Pommes de terre : le marché de la transformation sature
Nous avons brièvement commenté dans notre dernier numéro, l’Assemblée générale du GIPT, Groupement interprofessionnel pour la valorisation de la pomme de terre qui réunit, d’une part, les producteurs et transformateurs de pomme de terre pour la consommation humaine et, d’une autre, les producteurs de pommes de terre féculières et les industriels de la féculerie.On trouvera en page 2, rubrique « À la loupe » un commentaire plus précis sur ce dernier secteur.
La transformation pour la consommation humaine s’insère dans celle de la pomme de terre de consommation en général, dont elle représente bon an, mal an, le quart. Elle s’en différencie cependant par une politique majoritaire de contrats directs entre producteurs et industriels encore renforcée lors de cette campagne, ce qui s’est traduit par une réduction des approvisionnements hors contrats et des importations.
Pour la campagne 2002-2003, comme nous l’avons déjà signalé, 1,172 million de tonnes de pommes de terre ont été mises en œuvre pour la transformation industrielle. C’est un peu plus qu’en 2001-2002, mais depuis 7 ans, les fluctuations des volumes ne sont pas significatives d’une tendance particulière. C’est-à-dire qu’il y a stabilisation (les plus pessimistes diront stagnation) de la transformation et le GIPT y voit le risque que les outils originellement dimensionnés pour absorber la croissance viennent à se révéler sur-capacitaires, avec des conséquences graves, notamment des fermetures d’usines les moins performantes.
Si le tonnage global de pomme de terre livrée à la transformation n’a guère varié ces dernières années, en revanche, leur destination spécifique s’est modifiée. Les fabrications de purée déshydratées ont reculé alors que celles de frites surgelées progressaient sensiblement. Les chips rétrogadent régulièrement depuis la fin de la dernière décennie tandis que les produits « divers, non surgelés » (frites fraîches, produits sous-vide…) connaissaient un essor remarquable depuis 2000.

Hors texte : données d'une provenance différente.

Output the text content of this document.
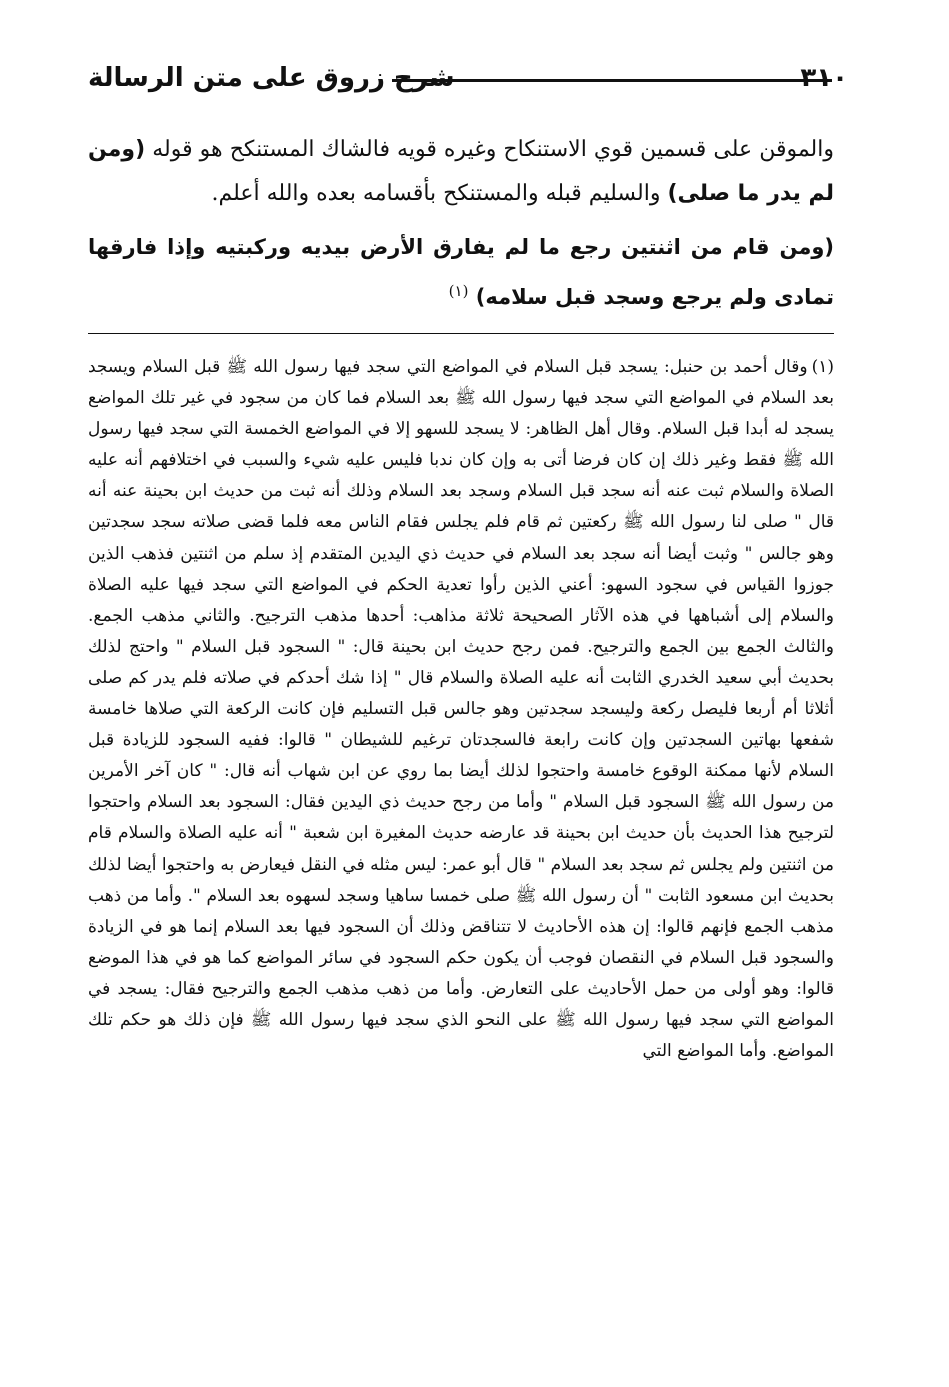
شرح زروق على متن الرسالة	٣١٠

والموقن على قسمين قوي الاستنكاح وغيره قويه فالشاك المستنكح هو قوله (ومن لم يدر ما صلى) والسليم قبله والمستنكح بأقسامه بعده والله أعلم.

(ومن قام من اثنتين رجع ما لم يفارق الأرض بيديه وركبتيه وإذا فارقها تمادى ولم يرجع وسجد قبل سلامه) $^{(١)}$

(١)وقال أحمد بن حنبل: يسجد قبل السلام في المواضع التي سجد فيها رسول الله ﷺ قبل السلام ويسجد بعد السلام في المواضع التي سجد فيها رسول الله ﷺ بعد السلام فما كان من سجود في غير تلك المواضع يسجد له أبدا قبل السلام. وقال أهل الظاهر: لا يسجد للسهو إلا في المواضع الخمسة التي سجد فيها رسول الله ﷺ فقط وغير ذلك إن كان فرضا أتى به وإن كان ندبا فليس عليه شيء والسبب في اختلافهم أنه عليه الصلاة والسلام ثبت عنه أنه سجد قبل السلام وسجد بعد السلام وذلك أنه ثبت من حديث ابن بحينة عنه أنه قال " صلى لنا رسول الله ﷺ ركعتين ثم قام فلم يجلس فقام الناس معه فلما قضى صلاته سجد سجدتين وهو جالس " وثبت أيضا أنه سجد بعد السلام في حديث ذي اليدين المتقدم إذ سلم من اثنتين فذهب الذين جوزوا القياس في سجود السهو: أعني الذين رأوا تعدية الحكم في المواضع التي سجد فيها عليه الصلاة والسلام إلى أشباهها في هذه الآثار الصحيحة ثلاثة مذاهب: أحدها مذهب الترجيح. والثاني مذهب الجمع. والثالث الجمع بين الجمع والترجيح. فمن رجح حديث ابن بحينة قال: " السجود قبل السلام " واحتج لذلك بحديث أبي سعيد الخدري الثابت أنه عليه الصلاة والسلام قال " إذا شك أحدكم في صلاته فلم يدر كم صلى أثلاثا أم أربعا فليصل ركعة وليسجد سجدتين وهو جالس قبل التسليم فإن كانت الركعة التي صلاها خامسة شفعها بهاتين السجدتين وإن كانت رابعة فالسجدتان ترغيم للشيطان " قالوا: ففيه السجود للزيادة قبل السلام لأنها ممكنة الوقوع خامسة واحتجوا لذلك أيضا بما روي عن ابن شهاب أنه قال: " كان آخر الأمرين من رسول الله ﷺ السجود قبل السلام " وأما من رجح حديث ذي اليدين فقال: السجود بعد السلام واحتجوا لترجيح هذا الحديث بأن حديث ابن بحينة قد عارضه حديث المغيرة ابن شعبة " أنه عليه الصلاة والسلام قام من اثنتين ولم يجلس ثم سجد بعد السلام " قال أبو عمر: ليس مثله في النقل فيعارض به واحتجوا أيضا لذلك بحديث ابن مسعود الثابت " أن رسول الله ﷺ صلى خمسا ساهيا وسجد لسهوه بعد السلام ". وأما من ذهب مذهب الجمع فإنهم قالوا: إن هذه الأحاديث لا تتناقض وذلك أن السجود فيها بعد السلام إنما هو في الزيادة والسجود قبل السلام في النقصان فوجب أن يكون حكم السجود في سائر المواضع كما هو في هذا الموضع قالوا: وهو أولى من حمل الأحاديث على التعارض. وأما من ذهب مذهب الجمع والترجيح فقال: يسجد في المواضع التي سجد فيها رسول الله ﷺ على النحو الذي سجد فيها رسول الله ﷺ فإن ذلك هو حكم تلك المواضع. وأما المواضع التي
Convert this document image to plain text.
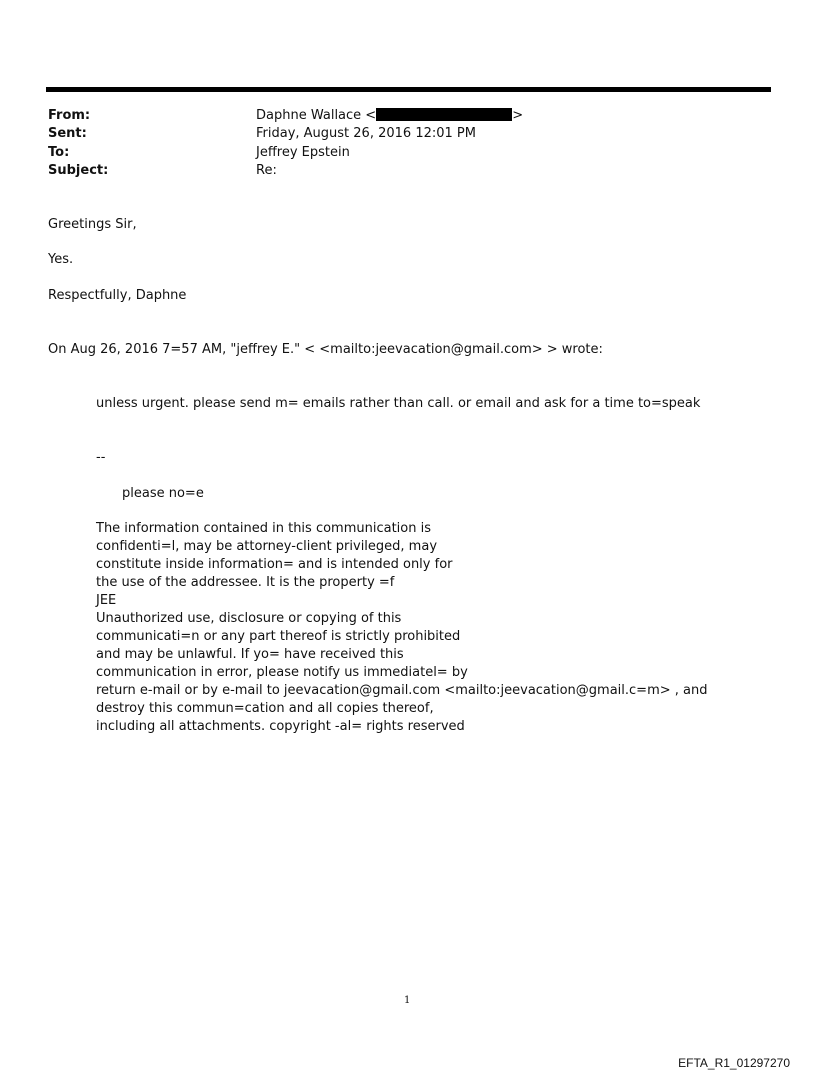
From:	Daphne Wallace <	>
Sent:	Friday, August 26, 2016 12:01 PM
To:	Jeffrey Epstein
Subject:	Re:
Greetings Sir,
Yes.
Respectfully, Daphne
On Aug 26, 2016 7=57 AM, "jeffrey E." < <mailto:jeevacation@gmail.com> > wrote:
unless urgent. please send m= emails rather than call. or email and ask for a time to=speak
--
please no=e
The information contained in this communication is
confidenti=l, may be attorney-client privileged, may
constitute inside information= and is intended only for
the use of the addressee. It is the property =f
JEE
Unauthorized use, disclosure or copying of this
communicati=n or any part thereof is strictly prohibited
and may be unlawful. If yo= have received this
communication in error, please notify us immediatel= by
return e-mail or by e-mail to jeevacation@gmail.com <mailto:jeevacation@gmail.c=m> , and
destroy this commun=cation and all copies thereof,
including all attachments. copyright -al= rights reserved
1
EFTA_R1_01297270
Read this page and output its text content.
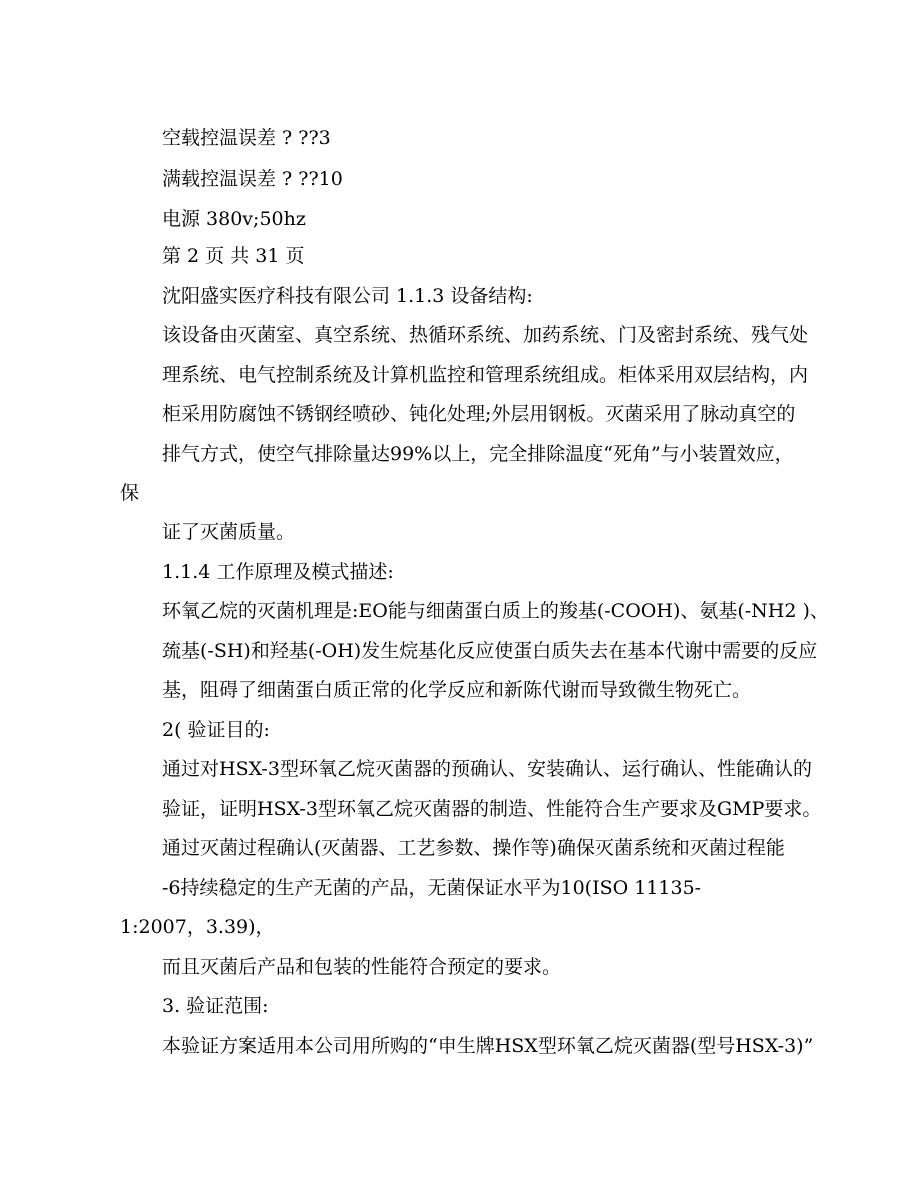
空载控温误差 ? ??3
满载控温误差 ? ??10
电源 380v;50hz
第 2 页 共 31 页
沈阳盛实医疗科技有限公司 1.1.3 设备结构:
该设备由灭菌室、真空系统、热循环系统、加药系统、门及密封系统、残气处
理系统、电气控制系统及计算机监控和管理系统组成。柜体采用双层结构，内
柜采用防腐蚀不锈钢经喷砂、钝化处理;外层用钢板。灭菌采用了脉动真空的
排气方式，使空气排除量达99%以上，完全排除温度“死角”与小装置效应，
保
证了灭菌质量。
1.1.4 工作原理及模式描述:
环氧乙烷的灭菌机理是:EO能与细菌蛋白质上的羧基(-COOH)、氨基(-NH2 )、
巯基(-SH)和羟基(-OH)发生烷基化反应使蛋白质失去在基本代谢中需要的反应
基，阻碍了细菌蛋白质正常的化学反应和新陈代谢而导致微生物死亡。
2( 验证目的:
通过对HSX-3型环氧乙烷灭菌器的预确认、安装确认、运行确认、性能确认的
验证，证明HSX-3型环氧乙烷灭菌器的制造、性能符合生产要求及GMP要求。
通过灭菌过程确认(灭菌器、工艺参数、操作等)确保灭菌系统和灭菌过程能
-6持续稳定的生产无菌的产品，无菌保证水平为10(ISO 11135-
1:2007，3.39)，
而且灭菌后产品和包装的性能符合预定的要求。
3. 验证范围:
本验证方案适用本公司用所购的“申生牌HSX型环氧乙烷灭菌器(型号HSX-3)”
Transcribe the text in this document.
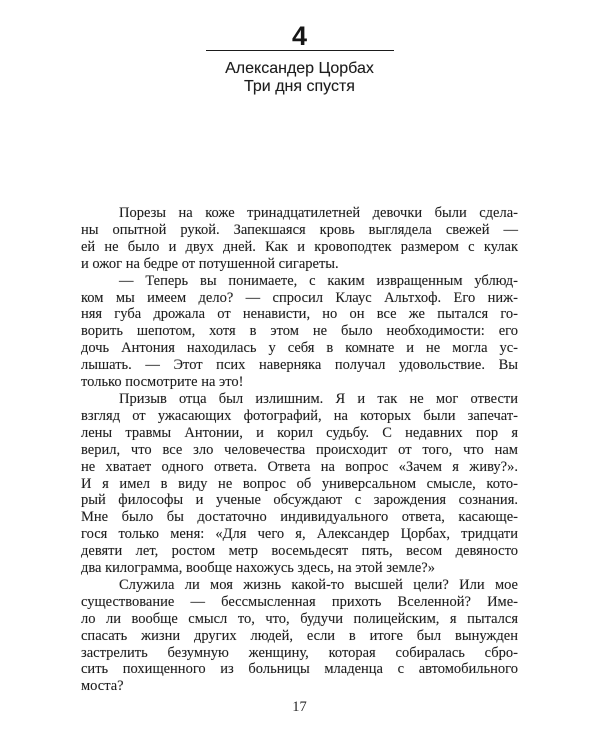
4
Александер Цорбах
Три дня спустя
Порезы на коже тринадцатилетней девочки были сдела-
ны опытной рукой. Запекшаяся кровь выглядела свежей —
ей не было и двух дней. Как и кровоподтек размером с кулак
и ожог на бедре от потушенной сигареты.
— Теперь вы понимаете, с каким извращенным ублюд-
ком мы имеем дело? — спросил Клаус Альтхоф. Его ниж-
няя губа дрожала от ненависти, но он все же пытался го-
ворить шепотом, хотя в этом не было необходимости: его
дочь Антония находилась у себя в комнате и не могла ус-
лышать. — Этот псих наверняка получал удовольствие. Вы
только посмотрите на это!
Призыв отца был излишним. Я и так не мог отвести
взгляд от ужасающих фотографий, на которых были запечат-
лены травмы Антонии, и корил судьбу. С недавних пор я
верил, что все зло человечества происходит от того, что нам
не хватает одного ответа. Ответа на вопрос «Зачем я живу?».
И я имел в виду не вопрос об универсальном смысле, кото-
рый философы и ученые обсуждают с зарождения сознания.
Мне было бы достаточно индивидуального ответа, касающе-
гося только меня: «Для чего я, Александер Цорбах, тридцати
девяти лет, ростом метр восемьдесят пять, весом девяносто
два килограмма, вообще нахожусь здесь, на этой земле?»
Служила ли моя жизнь какой-то высшей цели? Или мое
существование — бессмысленная прихоть Вселенной? Име-
ло ли вообще смысл то, что, будучи полицейским, я пытался
спасать жизни других людей, если в итоге был вынужден
застрелить безумную женщину, которая собиралась сбро-
сить похищенного из больницы младенца с автомобильного
моста?
17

La frite ne l’a-t-elle plus ?
Le bilan « produits » 2003 remet en cause certaines de ces évolutions. Avec 351 700 tonnes de frites et spécialités surgelées, ce poste jusqu’alors en expansion régulière, accuse un recul de 8 % par rapport à 2001-2002. Les professionnels l’attribuent à la moindre fréquentation des restaurants du type fast-food et aux préoccupations diététiques ; d’ailleurs, le mouvement est ressenti partout dans l’UE les produits déshydratés enregistrent pour leur part, une surprenante reprise de 13 %, avec 61 650 tonnes de production. Le GIPT y voit surtout un effet conjoncturel et en particulier, le retrait du marché de deux industriels européens ayant entraîné un transfert vers les usines françaises. Ce redressement risque d’être éphémère.
41 700 tonnes de Chips et snacks ont été produites en 2002-2003. C’est un retrait de 8 % sur 2001-2002 et la confirmation d’une tendance apparue en 1999.
La belle progression des produits non surgelés depuis 4 ans, marque le pas, accusant même un léger retrait (-1,75 %) par rapport à 2001-2002. La filière ne s’en inquiète pas outre mesure, estimant que ces produits disposent encore d’un beau potentiel de progression dans les années à venir.
Les risques de la réforme de la PAC
Malgré ces mouvements divers, le GIPT considère que la campagne 2003-2004 a été bonne sur les plans de la production (volume et qualité) comme commercial. Néanmoins les professionnels sont inquiets pour l’avenir de cette production qu’ils estiment menacée par la réforme de la PAC et plus particulièrement la régionalisation. Les producteurs de pommes de terre rappellent que si le compromis de Luxembourg prévoyait l’exclusion des pommes de terre et des fruits et légumes du nouveau régime d’aides, le Conseil des ministres en septembre dernier a apporté une dérogation à cette règle qui risque d’entraîner de graves distorsions de concurrence entre les partenaires européens. Ceux qui auraient choisi la régionalisation disposeraient, pour la culture de la pommes de terre, d’un surplus de compétitivité par rapport aux producteurs français, de 200 à 300 euros à l’hectare. La filière française ne croit pas à l’efficacité du seul filet de protection offert, les quotas, en l’absence de tout historique dans le domaine des fruits et légumes. Aussi, le GIPT demande-t-il aux pouvoirs publics français d’imaginer des solutions de compensation. Faute de quoi, la filière française perdrait tout espoir de compétitivité.